By Grant T. Smith

trendI know what I want to be writing about – I want to be writing about the US election results and I want to be analyzing what those results have done to the marketplace. However, as I’m writing this, it is Tuesday and I don’t know the election results. I am anxious. As a political junkie, I’m exhausted. I feel like this election has been going on for far too long, but at the same time, I’m concerned about the withdrawal that I will face Wednesday morning.


And so, in an attempt to soften the blow, I am trying to switch gears now and provide a look at another important business story.


I was reading an article the other day about Hudson’s Bay’s foray into e-commerce. I found myself wondering if they weren’t trying to become the next Canadian version of Blackberry, as the undertaking seems outside the scope of reasonability.

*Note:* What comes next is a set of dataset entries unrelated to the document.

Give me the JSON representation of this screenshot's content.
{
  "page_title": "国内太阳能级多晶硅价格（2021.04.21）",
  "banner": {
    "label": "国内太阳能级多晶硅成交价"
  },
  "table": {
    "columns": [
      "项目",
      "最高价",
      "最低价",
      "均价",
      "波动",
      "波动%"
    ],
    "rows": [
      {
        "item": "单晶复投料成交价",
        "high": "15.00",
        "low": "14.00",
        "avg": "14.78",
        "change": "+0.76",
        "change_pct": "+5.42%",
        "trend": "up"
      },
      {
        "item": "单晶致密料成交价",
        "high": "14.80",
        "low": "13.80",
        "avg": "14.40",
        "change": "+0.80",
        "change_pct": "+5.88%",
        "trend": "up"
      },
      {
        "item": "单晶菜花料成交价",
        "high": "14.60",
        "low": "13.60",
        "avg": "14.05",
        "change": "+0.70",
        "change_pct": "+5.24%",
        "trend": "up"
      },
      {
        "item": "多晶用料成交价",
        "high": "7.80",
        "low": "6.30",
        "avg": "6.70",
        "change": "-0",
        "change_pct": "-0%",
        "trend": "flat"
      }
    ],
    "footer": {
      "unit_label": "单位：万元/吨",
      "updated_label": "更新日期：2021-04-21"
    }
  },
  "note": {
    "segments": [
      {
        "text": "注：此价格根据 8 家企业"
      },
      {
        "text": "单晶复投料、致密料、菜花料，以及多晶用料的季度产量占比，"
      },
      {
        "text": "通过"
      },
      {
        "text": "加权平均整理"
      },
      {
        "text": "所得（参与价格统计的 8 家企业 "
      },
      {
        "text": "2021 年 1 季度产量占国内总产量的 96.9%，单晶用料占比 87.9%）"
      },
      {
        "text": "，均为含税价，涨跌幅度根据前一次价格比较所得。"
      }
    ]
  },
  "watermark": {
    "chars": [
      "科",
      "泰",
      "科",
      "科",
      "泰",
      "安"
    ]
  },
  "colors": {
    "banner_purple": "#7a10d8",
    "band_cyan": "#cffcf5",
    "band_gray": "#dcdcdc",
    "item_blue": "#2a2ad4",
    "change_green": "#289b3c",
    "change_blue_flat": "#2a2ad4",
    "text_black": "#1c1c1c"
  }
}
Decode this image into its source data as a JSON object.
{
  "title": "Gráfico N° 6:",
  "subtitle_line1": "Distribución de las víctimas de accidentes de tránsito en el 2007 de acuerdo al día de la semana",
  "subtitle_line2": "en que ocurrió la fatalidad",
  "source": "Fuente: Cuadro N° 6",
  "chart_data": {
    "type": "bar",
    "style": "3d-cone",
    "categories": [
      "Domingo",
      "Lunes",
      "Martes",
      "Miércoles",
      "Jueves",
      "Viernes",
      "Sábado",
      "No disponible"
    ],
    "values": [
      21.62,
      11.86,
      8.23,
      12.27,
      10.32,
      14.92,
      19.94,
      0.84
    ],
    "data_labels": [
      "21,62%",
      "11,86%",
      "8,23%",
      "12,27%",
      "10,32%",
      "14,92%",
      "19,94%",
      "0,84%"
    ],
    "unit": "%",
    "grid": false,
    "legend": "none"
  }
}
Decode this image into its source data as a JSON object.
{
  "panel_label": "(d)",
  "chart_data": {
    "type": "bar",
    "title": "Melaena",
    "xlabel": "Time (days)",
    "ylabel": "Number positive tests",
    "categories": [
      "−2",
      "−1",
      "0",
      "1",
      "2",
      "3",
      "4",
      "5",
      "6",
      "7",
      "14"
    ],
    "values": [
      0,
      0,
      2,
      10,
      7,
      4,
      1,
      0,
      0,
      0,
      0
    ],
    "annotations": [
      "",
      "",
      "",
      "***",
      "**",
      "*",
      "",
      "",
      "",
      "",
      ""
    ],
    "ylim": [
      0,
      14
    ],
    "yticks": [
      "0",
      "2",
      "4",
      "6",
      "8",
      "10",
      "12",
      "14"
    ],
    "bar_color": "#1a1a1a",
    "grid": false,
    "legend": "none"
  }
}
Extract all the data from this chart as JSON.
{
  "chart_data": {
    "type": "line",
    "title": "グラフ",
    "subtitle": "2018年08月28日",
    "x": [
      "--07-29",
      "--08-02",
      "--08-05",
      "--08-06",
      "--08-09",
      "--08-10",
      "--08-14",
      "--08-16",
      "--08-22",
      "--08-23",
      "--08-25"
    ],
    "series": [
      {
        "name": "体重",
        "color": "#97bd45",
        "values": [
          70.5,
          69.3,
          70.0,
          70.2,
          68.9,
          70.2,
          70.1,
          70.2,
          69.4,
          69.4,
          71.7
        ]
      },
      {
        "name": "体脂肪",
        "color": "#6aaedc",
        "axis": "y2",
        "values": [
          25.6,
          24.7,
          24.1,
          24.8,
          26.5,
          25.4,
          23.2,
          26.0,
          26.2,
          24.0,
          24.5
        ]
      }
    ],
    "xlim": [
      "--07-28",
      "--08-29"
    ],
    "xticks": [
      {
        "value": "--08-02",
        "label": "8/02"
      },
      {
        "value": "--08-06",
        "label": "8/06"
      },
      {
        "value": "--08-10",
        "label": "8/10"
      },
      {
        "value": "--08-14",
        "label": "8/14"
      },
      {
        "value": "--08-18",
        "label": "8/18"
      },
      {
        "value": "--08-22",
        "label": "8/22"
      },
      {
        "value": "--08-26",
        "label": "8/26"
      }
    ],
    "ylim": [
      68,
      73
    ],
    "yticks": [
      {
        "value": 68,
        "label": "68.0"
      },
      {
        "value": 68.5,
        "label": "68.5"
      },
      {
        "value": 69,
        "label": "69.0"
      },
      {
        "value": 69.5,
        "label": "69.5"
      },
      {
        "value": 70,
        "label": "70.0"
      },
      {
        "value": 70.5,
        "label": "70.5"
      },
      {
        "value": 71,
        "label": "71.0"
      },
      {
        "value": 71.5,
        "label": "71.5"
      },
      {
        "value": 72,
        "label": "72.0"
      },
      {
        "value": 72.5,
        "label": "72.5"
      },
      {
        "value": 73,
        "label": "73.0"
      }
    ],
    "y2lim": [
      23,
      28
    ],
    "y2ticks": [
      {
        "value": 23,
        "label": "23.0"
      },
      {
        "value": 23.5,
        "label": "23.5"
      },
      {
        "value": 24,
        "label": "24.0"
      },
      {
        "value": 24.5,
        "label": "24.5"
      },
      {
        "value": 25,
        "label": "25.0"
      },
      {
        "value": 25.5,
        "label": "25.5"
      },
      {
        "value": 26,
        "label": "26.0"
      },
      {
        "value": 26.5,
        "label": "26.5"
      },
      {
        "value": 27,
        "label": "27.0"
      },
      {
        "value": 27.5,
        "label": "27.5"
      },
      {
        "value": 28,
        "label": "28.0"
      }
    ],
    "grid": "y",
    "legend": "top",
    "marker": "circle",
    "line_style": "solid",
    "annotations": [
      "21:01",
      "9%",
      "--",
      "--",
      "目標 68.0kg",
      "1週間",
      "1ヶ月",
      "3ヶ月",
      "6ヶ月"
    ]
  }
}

What I read was that the Hudson’s Bay’s CEO Jerry Storch has spent as much as $60 million in an effort to build e-commerce. To achieve this they have created a 750,000 square foot facility in the east end of Toronto. He was quoted as saying: “it takes 15 minutes from the time we get an order till it can be out the door.” This is impressive, no question. It caused me to go on the Internet and take a tour of this facility, a system known as, “Perfect Pick.” Very impressive, I have to say, very impressive.


I love that the robots that gather stock from the shelves – three-story high shelving no less – charge themselves as they go down the wall by creating friction against the walls. It is these robots that allow the company to achieve this target of shipping within 15 minutes of an order. I don’t doubt that this is a necessary expense for a store that’s truly able to compete.


A question I have is how does Hudson’s Bay get us online shopping with them in the first place? I also wonder how Hudson’s Bay competes effectively on price with Walmart or Amazon. One source noted that Canadian Tire’s website gets more traffic than Hudson’s Bay’s and Canadian Tire doesn’t offer delivery.  


Speed of delivery, speed of processing and the like, are bare minimum requirements for high-volume retailers in the Internet world. I suspect Hudson’s Bay’s offerings, while making them competitive on delivery, don’t get them the necessary audience to move the product that’s required to compete.


I do accept Jerry Storch’s point that Hudson’s Bay’s competitive advantage is the bricks and mortar store. Amazon, after all, does not have a bricks and mortar format. I know that I can’t get my head around buying clothing, for example, without trying it on. I know that for me that physical storefront is always going to be a competitive advantage and one for which I will pay. But I worry that I’m the dinosaur in the story.


In Storch words: “our dressing rooms are our number one competitive advantage.”


I wish him luck, as I reach for my BlackBerry.